Well, yes, to some extent. A Tarot artist may be highly enlightened but their capacity to convey that in a functional tool like Tarot may not be up to the task. Many people can paint petty pictures but a lot fewer can make a good Tarot deck, the talents are related but separate. There are some very simple books with profound messages, like The Giving Tree or The Little Engine that Could, but they simply cannot be compared to "real" novels that explore ideas in a fuller way with greater sophistication. The way you explain an idea to a child isn't the way you would explain it to an adult, even though the idea may be the same one. While both Shakespeare and Mother Goose both tell morality plays, one of them simply does it with more sophistication and scope. Mother Goose, however, still has a place in culture, albeit a very different place.
Now I'm certainly not saying that simple decks are childish. However, a good analogy would be that of a linguist. A small child can speak their native language very well, but it is the linguist who knows why the child speaks the way it does, where the words come from and why. Most people just speak their languages without exploring further, just as some people content themselves with merely doing readings, using Tarot rather than studying it. Some decks only "speak" in the Tarot language while others go deeper into the root causes of what makes each card what, and force you to learn the actual syntax and sentence structure of that same language. Simpler decks may be, as you say, satisfying to use, just as our cheese sandwich will satisfy our belly, but they will never be the "high" art of Tarot, however beautifully they may be illustrated, but the perfectly valid and useful "low" Tarot.
Now I admit to being a Tarot snob to some extent, but I'm not discounting the validity of simpler decks.

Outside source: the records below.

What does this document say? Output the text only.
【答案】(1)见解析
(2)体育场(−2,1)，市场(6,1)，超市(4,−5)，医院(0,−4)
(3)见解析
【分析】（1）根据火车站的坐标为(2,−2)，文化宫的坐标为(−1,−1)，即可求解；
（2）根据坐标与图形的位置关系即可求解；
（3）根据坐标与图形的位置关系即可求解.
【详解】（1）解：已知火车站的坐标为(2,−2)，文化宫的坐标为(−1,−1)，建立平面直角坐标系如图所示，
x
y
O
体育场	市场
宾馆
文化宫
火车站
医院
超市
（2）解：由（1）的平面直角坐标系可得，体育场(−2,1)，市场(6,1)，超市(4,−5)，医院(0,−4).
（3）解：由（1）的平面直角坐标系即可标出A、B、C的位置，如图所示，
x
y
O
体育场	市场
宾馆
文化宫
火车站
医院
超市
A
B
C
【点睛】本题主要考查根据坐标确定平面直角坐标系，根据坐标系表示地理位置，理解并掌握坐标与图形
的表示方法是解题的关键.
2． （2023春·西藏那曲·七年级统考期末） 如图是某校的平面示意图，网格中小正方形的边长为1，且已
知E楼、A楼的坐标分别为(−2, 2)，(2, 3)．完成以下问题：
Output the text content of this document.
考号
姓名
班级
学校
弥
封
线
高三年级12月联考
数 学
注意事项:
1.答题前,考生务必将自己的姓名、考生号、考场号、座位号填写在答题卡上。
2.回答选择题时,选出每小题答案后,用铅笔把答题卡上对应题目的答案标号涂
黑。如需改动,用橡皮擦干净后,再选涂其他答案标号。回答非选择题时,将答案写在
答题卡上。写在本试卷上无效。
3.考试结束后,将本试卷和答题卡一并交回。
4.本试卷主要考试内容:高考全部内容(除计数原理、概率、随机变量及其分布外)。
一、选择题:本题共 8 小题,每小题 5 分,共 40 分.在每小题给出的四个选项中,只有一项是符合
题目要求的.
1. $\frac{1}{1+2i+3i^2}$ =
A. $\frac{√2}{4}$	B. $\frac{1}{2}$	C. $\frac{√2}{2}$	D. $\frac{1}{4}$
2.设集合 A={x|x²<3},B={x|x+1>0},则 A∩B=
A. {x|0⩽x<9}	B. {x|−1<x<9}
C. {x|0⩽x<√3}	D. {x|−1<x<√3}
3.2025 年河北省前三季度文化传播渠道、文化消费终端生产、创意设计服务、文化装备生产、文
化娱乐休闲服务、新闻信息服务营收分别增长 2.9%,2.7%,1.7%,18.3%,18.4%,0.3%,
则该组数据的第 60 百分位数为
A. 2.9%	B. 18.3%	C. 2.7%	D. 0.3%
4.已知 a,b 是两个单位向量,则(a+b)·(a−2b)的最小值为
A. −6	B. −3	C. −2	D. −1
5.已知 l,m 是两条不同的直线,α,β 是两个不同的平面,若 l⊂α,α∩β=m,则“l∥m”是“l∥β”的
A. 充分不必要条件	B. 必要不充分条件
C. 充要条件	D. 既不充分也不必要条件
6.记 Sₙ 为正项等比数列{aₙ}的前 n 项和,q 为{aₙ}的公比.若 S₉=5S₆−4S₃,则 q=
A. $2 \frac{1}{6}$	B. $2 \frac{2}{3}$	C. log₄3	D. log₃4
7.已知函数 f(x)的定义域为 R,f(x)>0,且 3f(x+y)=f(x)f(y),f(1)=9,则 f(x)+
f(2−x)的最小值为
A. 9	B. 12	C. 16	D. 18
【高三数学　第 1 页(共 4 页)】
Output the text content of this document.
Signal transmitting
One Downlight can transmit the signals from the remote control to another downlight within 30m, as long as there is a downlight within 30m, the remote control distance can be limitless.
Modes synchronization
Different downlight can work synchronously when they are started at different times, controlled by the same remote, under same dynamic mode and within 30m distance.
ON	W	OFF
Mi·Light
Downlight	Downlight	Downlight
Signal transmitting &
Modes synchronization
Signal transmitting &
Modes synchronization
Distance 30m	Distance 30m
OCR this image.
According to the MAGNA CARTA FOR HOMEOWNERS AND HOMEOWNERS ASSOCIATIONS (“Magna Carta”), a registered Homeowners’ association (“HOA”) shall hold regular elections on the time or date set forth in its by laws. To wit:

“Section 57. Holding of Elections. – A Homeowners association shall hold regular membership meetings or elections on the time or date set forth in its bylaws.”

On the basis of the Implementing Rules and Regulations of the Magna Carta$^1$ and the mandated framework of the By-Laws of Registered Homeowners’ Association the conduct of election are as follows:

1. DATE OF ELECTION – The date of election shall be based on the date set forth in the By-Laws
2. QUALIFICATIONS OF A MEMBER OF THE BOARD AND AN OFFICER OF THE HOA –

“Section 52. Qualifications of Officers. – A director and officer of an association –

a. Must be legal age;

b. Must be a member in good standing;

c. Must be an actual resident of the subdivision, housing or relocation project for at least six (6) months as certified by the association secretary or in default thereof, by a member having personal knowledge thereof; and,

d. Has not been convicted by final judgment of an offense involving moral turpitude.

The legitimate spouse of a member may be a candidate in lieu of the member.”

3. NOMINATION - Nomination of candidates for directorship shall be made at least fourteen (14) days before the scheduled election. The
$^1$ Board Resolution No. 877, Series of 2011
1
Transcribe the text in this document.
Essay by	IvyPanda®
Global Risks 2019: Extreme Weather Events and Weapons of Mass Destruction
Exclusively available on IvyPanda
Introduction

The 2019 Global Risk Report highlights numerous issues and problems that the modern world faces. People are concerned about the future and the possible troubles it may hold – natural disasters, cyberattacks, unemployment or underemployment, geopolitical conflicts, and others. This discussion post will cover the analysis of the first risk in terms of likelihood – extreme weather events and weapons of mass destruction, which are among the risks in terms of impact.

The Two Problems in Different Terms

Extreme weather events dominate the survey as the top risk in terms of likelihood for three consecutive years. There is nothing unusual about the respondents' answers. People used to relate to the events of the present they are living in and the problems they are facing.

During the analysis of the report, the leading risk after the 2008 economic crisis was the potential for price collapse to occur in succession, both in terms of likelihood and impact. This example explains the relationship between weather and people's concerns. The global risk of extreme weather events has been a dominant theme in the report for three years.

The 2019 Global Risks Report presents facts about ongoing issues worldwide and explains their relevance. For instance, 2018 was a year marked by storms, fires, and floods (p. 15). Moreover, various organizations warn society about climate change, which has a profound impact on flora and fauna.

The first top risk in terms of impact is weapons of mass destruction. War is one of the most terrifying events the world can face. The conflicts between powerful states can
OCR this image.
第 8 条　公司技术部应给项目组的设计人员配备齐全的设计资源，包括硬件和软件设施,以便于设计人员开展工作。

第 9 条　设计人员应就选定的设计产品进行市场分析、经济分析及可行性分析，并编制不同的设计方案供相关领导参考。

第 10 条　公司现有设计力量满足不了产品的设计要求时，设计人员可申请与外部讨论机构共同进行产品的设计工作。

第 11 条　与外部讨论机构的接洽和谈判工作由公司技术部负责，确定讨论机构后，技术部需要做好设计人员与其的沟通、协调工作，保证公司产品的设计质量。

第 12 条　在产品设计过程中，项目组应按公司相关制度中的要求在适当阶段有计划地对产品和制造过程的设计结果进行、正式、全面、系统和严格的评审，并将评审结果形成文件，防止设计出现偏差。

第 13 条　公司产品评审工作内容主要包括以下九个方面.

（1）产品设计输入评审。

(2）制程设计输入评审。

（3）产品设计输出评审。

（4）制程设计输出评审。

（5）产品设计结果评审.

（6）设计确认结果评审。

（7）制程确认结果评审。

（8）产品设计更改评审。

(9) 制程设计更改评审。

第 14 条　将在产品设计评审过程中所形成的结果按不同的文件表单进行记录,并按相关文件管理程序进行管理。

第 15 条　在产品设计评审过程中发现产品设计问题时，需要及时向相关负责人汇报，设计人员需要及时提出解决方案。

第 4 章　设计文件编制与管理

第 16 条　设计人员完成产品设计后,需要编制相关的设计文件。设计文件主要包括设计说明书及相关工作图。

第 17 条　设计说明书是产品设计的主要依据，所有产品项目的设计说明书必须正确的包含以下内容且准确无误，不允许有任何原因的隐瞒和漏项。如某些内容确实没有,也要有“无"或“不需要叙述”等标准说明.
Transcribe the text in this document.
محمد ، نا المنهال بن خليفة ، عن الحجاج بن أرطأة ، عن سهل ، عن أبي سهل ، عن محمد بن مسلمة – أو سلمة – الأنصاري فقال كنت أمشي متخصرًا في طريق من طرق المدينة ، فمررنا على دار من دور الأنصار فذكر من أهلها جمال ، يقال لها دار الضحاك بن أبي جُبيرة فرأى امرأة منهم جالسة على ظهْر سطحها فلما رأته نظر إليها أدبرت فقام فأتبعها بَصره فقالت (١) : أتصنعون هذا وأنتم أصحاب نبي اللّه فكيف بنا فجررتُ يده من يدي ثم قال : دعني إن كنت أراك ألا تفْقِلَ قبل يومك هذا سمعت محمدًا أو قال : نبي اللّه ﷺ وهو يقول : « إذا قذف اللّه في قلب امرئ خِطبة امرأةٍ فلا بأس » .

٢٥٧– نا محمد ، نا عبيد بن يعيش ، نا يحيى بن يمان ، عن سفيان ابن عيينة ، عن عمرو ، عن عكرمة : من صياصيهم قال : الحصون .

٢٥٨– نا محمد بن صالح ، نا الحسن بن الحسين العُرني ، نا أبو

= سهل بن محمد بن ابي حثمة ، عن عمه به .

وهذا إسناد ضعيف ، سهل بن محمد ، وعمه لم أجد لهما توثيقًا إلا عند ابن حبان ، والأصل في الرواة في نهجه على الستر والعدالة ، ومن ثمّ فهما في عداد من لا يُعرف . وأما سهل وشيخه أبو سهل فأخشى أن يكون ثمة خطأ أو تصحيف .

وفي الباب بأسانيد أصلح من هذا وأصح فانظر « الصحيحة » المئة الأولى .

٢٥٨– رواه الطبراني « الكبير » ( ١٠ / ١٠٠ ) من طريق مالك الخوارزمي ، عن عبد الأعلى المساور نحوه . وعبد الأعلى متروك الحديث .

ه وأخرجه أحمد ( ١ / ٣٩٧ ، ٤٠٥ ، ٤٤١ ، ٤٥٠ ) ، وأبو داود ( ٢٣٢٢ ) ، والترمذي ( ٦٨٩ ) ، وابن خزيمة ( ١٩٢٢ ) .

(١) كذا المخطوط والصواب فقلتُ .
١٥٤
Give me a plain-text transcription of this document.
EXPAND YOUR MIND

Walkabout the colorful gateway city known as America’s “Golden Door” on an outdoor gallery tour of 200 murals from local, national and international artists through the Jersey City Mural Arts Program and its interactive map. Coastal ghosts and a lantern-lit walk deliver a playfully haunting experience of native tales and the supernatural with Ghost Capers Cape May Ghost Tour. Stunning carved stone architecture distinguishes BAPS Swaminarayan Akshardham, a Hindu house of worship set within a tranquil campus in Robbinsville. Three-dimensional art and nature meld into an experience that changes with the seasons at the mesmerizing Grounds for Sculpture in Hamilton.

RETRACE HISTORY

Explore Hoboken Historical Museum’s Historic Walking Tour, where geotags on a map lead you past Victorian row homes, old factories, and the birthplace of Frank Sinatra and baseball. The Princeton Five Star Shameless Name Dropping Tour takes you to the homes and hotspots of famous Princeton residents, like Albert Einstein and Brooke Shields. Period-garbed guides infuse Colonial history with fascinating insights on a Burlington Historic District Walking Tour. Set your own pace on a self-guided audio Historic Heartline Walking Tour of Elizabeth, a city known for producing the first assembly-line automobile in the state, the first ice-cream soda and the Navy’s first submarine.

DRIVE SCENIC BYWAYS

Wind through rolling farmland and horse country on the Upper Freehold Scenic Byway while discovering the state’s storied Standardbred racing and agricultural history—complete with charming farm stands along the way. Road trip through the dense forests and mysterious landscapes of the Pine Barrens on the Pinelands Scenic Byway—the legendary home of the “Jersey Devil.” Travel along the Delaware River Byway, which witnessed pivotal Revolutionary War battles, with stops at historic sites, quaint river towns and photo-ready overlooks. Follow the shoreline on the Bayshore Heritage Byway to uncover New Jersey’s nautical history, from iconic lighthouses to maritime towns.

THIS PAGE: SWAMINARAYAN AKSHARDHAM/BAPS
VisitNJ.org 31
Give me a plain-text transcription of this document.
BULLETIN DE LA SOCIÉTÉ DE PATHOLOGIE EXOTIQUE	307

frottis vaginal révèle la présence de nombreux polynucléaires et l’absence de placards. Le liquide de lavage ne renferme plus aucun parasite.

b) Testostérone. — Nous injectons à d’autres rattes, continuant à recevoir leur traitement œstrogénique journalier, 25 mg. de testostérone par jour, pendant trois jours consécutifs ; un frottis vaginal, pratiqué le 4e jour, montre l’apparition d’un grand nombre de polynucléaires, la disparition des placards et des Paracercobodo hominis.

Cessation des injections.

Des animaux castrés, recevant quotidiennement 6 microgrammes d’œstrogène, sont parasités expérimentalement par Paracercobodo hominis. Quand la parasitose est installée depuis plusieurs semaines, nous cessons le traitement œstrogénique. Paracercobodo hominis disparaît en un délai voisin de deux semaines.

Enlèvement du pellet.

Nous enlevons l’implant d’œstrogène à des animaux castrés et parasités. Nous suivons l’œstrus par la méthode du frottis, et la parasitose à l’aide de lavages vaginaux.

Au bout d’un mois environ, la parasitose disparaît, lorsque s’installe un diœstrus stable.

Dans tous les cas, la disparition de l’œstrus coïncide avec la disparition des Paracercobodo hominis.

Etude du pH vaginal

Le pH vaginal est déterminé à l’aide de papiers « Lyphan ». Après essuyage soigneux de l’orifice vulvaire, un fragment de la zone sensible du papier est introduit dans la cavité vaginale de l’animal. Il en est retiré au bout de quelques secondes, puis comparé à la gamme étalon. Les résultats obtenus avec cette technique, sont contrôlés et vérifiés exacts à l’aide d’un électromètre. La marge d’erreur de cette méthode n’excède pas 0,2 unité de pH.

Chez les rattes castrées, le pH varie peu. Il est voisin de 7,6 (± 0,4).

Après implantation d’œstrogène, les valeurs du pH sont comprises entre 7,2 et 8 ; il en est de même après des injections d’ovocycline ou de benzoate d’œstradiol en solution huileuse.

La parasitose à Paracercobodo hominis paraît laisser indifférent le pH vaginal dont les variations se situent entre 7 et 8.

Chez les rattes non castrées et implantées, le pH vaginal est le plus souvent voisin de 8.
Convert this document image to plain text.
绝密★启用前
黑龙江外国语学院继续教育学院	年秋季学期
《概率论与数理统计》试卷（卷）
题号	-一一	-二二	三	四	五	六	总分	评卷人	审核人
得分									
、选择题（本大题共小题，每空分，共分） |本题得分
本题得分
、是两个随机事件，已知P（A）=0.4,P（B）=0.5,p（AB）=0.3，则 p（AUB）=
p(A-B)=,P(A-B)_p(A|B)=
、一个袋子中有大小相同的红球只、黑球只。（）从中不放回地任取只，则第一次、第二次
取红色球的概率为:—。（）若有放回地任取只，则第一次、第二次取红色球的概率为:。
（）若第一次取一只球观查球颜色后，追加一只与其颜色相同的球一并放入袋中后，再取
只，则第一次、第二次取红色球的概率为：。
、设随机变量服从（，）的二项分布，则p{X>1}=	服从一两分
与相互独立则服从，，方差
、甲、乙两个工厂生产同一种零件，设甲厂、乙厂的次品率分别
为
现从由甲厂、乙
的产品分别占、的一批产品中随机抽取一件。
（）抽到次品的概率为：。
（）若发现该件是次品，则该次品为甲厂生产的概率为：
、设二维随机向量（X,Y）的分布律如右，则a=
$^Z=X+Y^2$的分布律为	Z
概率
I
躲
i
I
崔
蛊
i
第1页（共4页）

For example, I love classical music of all kinds, but I'll be the first to admit that it isn't as fun as Britney Spears. But as much as I have moods in which I much prefer Spears over Wagner, I can't delude myself that people will be listening to her two hundred years from now, and there are reasons for why this is so, and it has nothing to do with how satisfying or catchy her songs are. They are simply of a different calibre, made of different materials.